Quarterly revenue after interest expense rose 19% to $15.98 billion from $13.45 billion a year earlier. Net interest income, or the money banks make on loans minus what it pays out in interest on personal bank accounts, rose 37% to $13.41 billion from $9.82 billion. The increase was fueled by higher market-based income, the favorable rate environment, loan growth and the acquisition of mortgage lender Countrywide Financial.

But noninterest income, or the cash banks make from mortgage loan servicing fees and other fees and charges, declined 29% to $2.57 billion. Sales and trading losses in BofA's capital markets and advisory services segments more than offset higher mortgage banking income, and gains on sales of debt securities.

The Charlotte-based bank has been under pressure from mounting losses at brokerage firm Merrill Lynch, which it agreed to acquire on Sept. 15. Bank of America BAC announced Jan. 1 that it had completed its acquisition of Merrill Lynch and by then had government assurances for help.

Government officials feared BofA's fragility could ripple through the already weak economy if action weren't taken. Bank of America's shares fell 18% to $8.32 Thursday and are down 42% since Jan. 1.

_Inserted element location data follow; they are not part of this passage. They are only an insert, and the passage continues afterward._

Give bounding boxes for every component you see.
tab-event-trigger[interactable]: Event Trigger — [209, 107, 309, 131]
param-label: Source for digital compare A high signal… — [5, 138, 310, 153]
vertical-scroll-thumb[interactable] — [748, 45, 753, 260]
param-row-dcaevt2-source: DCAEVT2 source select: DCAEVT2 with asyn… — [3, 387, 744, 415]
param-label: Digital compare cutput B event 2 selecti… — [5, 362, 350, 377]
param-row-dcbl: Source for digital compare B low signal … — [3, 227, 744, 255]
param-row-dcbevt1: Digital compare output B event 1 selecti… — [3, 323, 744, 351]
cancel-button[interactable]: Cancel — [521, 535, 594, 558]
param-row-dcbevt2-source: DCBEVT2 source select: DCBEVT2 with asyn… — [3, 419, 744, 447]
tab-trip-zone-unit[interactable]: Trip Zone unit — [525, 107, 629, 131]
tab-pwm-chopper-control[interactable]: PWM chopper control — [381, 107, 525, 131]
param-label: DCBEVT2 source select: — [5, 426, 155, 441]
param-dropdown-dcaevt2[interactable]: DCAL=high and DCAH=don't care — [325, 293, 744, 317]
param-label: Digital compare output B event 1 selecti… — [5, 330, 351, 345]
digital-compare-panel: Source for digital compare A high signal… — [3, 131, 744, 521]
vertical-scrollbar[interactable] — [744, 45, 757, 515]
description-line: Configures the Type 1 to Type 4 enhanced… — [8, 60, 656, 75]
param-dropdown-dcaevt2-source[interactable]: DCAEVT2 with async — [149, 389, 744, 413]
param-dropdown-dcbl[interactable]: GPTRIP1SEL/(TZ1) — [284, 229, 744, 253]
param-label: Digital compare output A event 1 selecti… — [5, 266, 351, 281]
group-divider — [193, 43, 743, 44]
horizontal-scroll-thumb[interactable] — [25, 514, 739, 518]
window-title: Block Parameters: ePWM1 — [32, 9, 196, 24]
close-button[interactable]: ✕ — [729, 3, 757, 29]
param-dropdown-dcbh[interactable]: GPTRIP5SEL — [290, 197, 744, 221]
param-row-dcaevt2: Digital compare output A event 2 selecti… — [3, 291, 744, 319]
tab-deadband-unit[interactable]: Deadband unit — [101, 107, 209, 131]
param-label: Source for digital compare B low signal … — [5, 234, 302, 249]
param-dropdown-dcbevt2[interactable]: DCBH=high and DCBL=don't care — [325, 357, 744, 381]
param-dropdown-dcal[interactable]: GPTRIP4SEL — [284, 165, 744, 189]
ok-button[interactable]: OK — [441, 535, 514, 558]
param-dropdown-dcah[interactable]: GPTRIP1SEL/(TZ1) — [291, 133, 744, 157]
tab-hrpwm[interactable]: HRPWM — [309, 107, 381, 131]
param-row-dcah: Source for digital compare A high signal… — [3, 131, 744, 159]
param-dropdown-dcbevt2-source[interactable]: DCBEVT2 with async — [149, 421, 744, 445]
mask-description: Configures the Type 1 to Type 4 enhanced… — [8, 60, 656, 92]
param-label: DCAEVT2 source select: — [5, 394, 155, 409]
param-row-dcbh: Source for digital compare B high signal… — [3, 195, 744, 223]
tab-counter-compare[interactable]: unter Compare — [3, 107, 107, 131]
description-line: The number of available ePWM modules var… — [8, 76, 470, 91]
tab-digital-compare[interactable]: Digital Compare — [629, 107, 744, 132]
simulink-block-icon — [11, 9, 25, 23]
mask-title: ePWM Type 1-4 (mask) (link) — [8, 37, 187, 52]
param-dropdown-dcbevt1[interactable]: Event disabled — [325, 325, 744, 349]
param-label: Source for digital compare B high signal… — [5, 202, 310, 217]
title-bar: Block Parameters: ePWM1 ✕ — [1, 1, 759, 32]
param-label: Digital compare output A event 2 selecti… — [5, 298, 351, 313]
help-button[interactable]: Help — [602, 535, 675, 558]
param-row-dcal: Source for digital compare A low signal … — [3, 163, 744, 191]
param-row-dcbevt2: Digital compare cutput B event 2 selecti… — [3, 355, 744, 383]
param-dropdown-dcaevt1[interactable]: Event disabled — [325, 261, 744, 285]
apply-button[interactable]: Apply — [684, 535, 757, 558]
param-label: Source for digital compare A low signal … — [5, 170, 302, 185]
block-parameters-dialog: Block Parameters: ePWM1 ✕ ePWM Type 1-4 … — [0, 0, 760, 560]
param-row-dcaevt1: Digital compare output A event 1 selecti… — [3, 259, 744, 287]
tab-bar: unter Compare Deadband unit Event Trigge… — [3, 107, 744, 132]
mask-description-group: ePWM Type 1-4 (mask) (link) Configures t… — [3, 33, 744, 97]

In exchange for the cash infusion, BofA will issue preferred shares to the U.S. Treasury with an 8% annual dividend. The government will provide a 10-year guarantee on the bank's securities that are backed by residential loans and a five-year guarantee on those backed by non-residential loans. BofA's quarterly dividend will be slashed to 1 cent from 32 cents, and a new executive compensation plan will be drawn up.

The move brings the government's investment in BofA to $45 billion. In October, BofA received $15 billion, and Merrill Lynch received $10 billion, from the Troubled Asset Relief Program, which was set up to steady the shaky financial markets.

"The government is caught, because to let them fail now means the first round of cash would be flushed down the toilet," says Peter Schiff, president of Euro Pacific Capital.

BofA is responsible for the first $10 billion in losses; the government will bear 90% of any additional losses.

The structure is similar to the deal the government struck in November with Citigroup. Citi received $20 billion on top of its first bailout of $25 billion, and also issued the government rights to buy 188.5 million shares. The government also agreed to shoulder losses on $306 billion of the bank's riskiest loans, after Citi covered the first $29 billion in losses.

However, questions remain about Citi's ability to handle soaring credit losses. Earlier this week, it sold a majority stake in its profitable brokerage division Smith Barney to Morgan Stanley. Citi's stock fell 15.45% to $3.83 on Thursday.

The government had been in negotiations with the bank for weeks as the severity of the problems at Merrill became clearer, said government officials, who spoke on condition of anonymity. They were not named because they were not authorized to speak about the deal publicly. Members of president-elect Barack Obama's administration were notified of the negotiations, the officials said.

The funds for the $20 billion loan will come from the first half of the $700 billion Troubled Asset Relief Program passed by Congress last year to bolster the financial sector. The Senate voted to release the second half of the TARP money to the Obama administration Thursday. BofA should receive the $20 billion Friday, the government officials said.